L’OMS déclare une urgence internationale pour l’épidémie d’Ebola en RDC.
Selon un communiqué publié sur X par l’OMS, son directeur général Tedros Adhanom Ghebreyesus a statué que le virus « constitue une urgence de santé publique de portée internationale (USPPI), mais ne répond pas aux critères d’une urgence pandémique ». Au 16 mai, l’OMS a confirmé huit cas en laboratoire et recensé 246 cas suspects et 80 décès suspects dans la province d’Ituri, ainsi qu’un autre cas confirmé à Kinshasa et un décès à Kampala, en Ouganda.
Selon un communiqué publié sur X par l’OMS, son directeur général Tedros Adhanom Ghebreyesus a déclaré que le virus « constitue une urgence de santé publique de portée internationale (USPPI), mais ne répond pas aux critères d’une urgence pandémique« .
L’USPPI est, depuis 2024, le deuxième niveau d’alerte le plus élevé de l’OMS, après celui d’urgence due à une pandémie.
Ebola, qui entraîne une fièvre hémorragique extrêmement contagieuse, reste dangereux malgré l’apparition de récents vaccins et traitements, qui ne sont efficaces que contre la souche Zaïre, responsable des plus grandes épidémies enregistrées.
La province d’Ituri, située dans le nord-est de la RDC, est confrontée au variant Bundibugyo d’Ebola, pour lequel il n’existe aucun vaccin. Au 16 mai, l’OMS a confirmé huit cas en laboratoire et recensé 246 cas suspects, ainsi que 80 décès suspects dans la province. Un autre cas a été confirmé à Kinshasa et un décès à Kampala, en Ouganda, parmi des voyageurs récemment revenus d’Ituri.
L’Agence sanitaire de l’Union africaine, l’Africa CDC, a signalé pour sa part 88 décès probablement dus au virus sur 336 cas suspects, selon les derniers chiffres publiés samedi.
Le foyer de l’épidémie se trouve dans une zone difficile d’accès, ce qui a conduit à un nombre réduit d’échantillons testés en laboratoire, les bilans reposant principalement sur des cas suspects.
L’Ituri, région riche en ressources aurifères et frontalière de l’Ouganda et du Soudan du Sud, fait face à d’importants mouvements de population liés à l’activité minière. L’accès à certaines zones, touchées par des violences armées, est entravé pour des raisons de sécurité.
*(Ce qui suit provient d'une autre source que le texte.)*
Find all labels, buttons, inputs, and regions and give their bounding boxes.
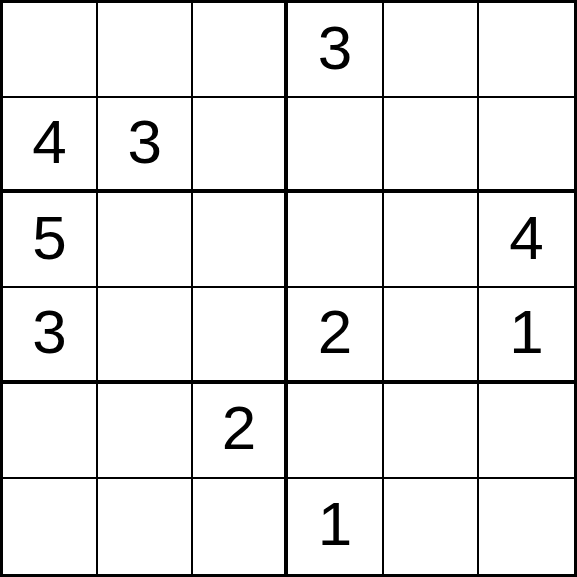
sudoku-cell-r3c6[interactable]: 4: [479, 193, 574, 288]
sudoku-cell-r2c4[interactable]: [288, 98, 383, 193]
sudoku-cell-r3c4[interactable]: [288, 193, 383, 288]
sudoku-cell-r5c3[interactable]: 2: [193, 384, 288, 479]
sudoku-cell-r2c5[interactable]: [384, 98, 479, 193]
given-digit: 2: [318, 301, 352, 363]
sudoku-cell-r6c6[interactable]: [479, 479, 574, 574]
sudoku-cell-r3c1[interactable]: 5: [3, 193, 98, 288]
sudoku-cell-r4c2[interactable]: [98, 288, 193, 383]
sudoku-cell-r2c3[interactable]: [193, 98, 288, 193]
sudoku-cell-r6c3[interactable]: [193, 479, 288, 574]
sudoku-cell-r4c1[interactable]: 3: [3, 288, 98, 383]
sudoku-cell-r4c6[interactable]: 1: [479, 288, 574, 383]
sudoku-cell-r1c3[interactable]: [193, 3, 288, 98]
sudoku-cell-r2c6[interactable]: [479, 98, 574, 193]
sudoku-cell-r3c5[interactable]: [384, 193, 479, 288]
sudoku-cell-r6c5[interactable]: [384, 479, 479, 574]
sudoku-cell-r5c4[interactable]: [288, 384, 383, 479]
sudoku-cell-r1c2[interactable]: [98, 3, 193, 98]
given-digit: 3: [318, 17, 352, 79]
sudoku-cell-r1c4[interactable]: 3: [288, 3, 383, 98]
given-digit: 1: [318, 493, 352, 555]
sudoku-cell-r1c5[interactable]: [384, 3, 479, 98]
given-digit: 4: [509, 207, 543, 269]
given-digit: 3: [128, 111, 162, 173]
given-digit: 2: [222, 397, 256, 459]
sudoku-board: 3435432121: [0, 0, 577, 577]
given-digit: 1: [509, 301, 543, 363]
sudoku-cell-r1c6[interactable]: [479, 3, 574, 98]
given-digit: 5: [32, 207, 66, 269]
sudoku-cell-r3c3[interactable]: [193, 193, 288, 288]
sudoku-cell-r5c1[interactable]: [3, 384, 98, 479]
sudoku-cell-r1c1[interactable]: [3, 3, 98, 98]
sudoku-cell-r6c4[interactable]: 1: [288, 479, 383, 574]
sudoku-cell-r4c3[interactable]: [193, 288, 288, 383]
given-digit: 3: [32, 301, 66, 363]
sudoku-cell-r2c1[interactable]: 4: [3, 98, 98, 193]
sudoku-cell-r5c6[interactable]: [479, 384, 574, 479]
sudoku-cell-r3c2[interactable]: [98, 193, 193, 288]
sudoku-cell-r6c1[interactable]: [3, 479, 98, 574]
sudoku-cell-r6c2[interactable]: [98, 479, 193, 574]
sudoku-cell-r2c2[interactable]: 3: [98, 98, 193, 193]
given-digit: 4: [32, 111, 66, 173]
sudoku-cell-r4c5[interactable]: [384, 288, 479, 383]
sudoku-cell-r4c4[interactable]: 2: [288, 288, 383, 383]
sudoku-cell-r5c5[interactable]: [384, 384, 479, 479]
sudoku-cell-r5c2[interactable]: [98, 384, 193, 479]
Des morts depuis deux semaines
« Nous voyons des gens mourir depuis deux semaines« , a déclaré Isaac Nyakulinda, un représentant de la société civile de la ville de Rwampara (Ituri), contacté par l’AFP par téléphone.
« Il n’y a pas de lieu pour isoler les malades. Ils décèdent à domicile et leurs corps sont manipulés par les membres de leurs familles« , a-t-il poursuivi, exprimant ses craintes pour la suite.
Le virus a causé plus de 15 000 morts en Afrique au cours des 50 dernières années. Lors des épidémies précédentes, le taux de mortalité a varié entre 25 % et 90 %, selon l’OMS.
« La souche Bundibugyo n’a pas de vaccin et n’a pas de traitement spécifique« , a souligné samedi le ministre de la Santé congolais, Samuel-Roger Kamba, en ajoutant qu’avec cette souche, le taux de létalité est très élevé, il peut atteindre 50 %.
Le variant Bundibugyo n’a provoqué que deux épidémies dans le monde à ce jour, en Ouganda en 2007 (42 décès sur 131 cas confirmés) et en RDC en 2012 (13 décès sur 38 cas confirmés).
« Nous ne disposons pas de vaccin, ce qui signifie que nous comptons essentiellement sur les mesures de santé publique« , telles que le respect des gestes barrières et la limitation des déplacements, a résumé samedi Jean Kaseya, directeur de l’Africa CDC.
Selon les autorités sanitaires, le premier cas suspect est un infirmier, qui s’est présenté le 24 avril dans une structure médicale de Bunia, capitale de l’Ituri, avec des symptômes d’infection à Ebola.
La RDC avait connu une épidémie d’Ebola entre août et décembre 2025, faisant au moins 34 morts. L’épidémie la plus meurtrière y avait causé près de 2 300 morts pour 3 500 malades, entre 2018 et 2020.
Au total, cette épidémie est la 17e en RDC depuis que la maladie a été identifiée en 1976 au Zaïre, ancien nom du pays. D’autres pays du continent ont également été touchés ces dernières années par le virus, notamment la Guinée et la Sierra Leone.
La transmission humaine du virus se produit par les fluides corporels ou par exposition au sang d’une personne infectée, vivante ou décédée. Les personnes infectées ne deviennent contagieuses qu’après l’apparition des symptômes, avec une période d’incubation pouvant durer jusqu’à 21 jours.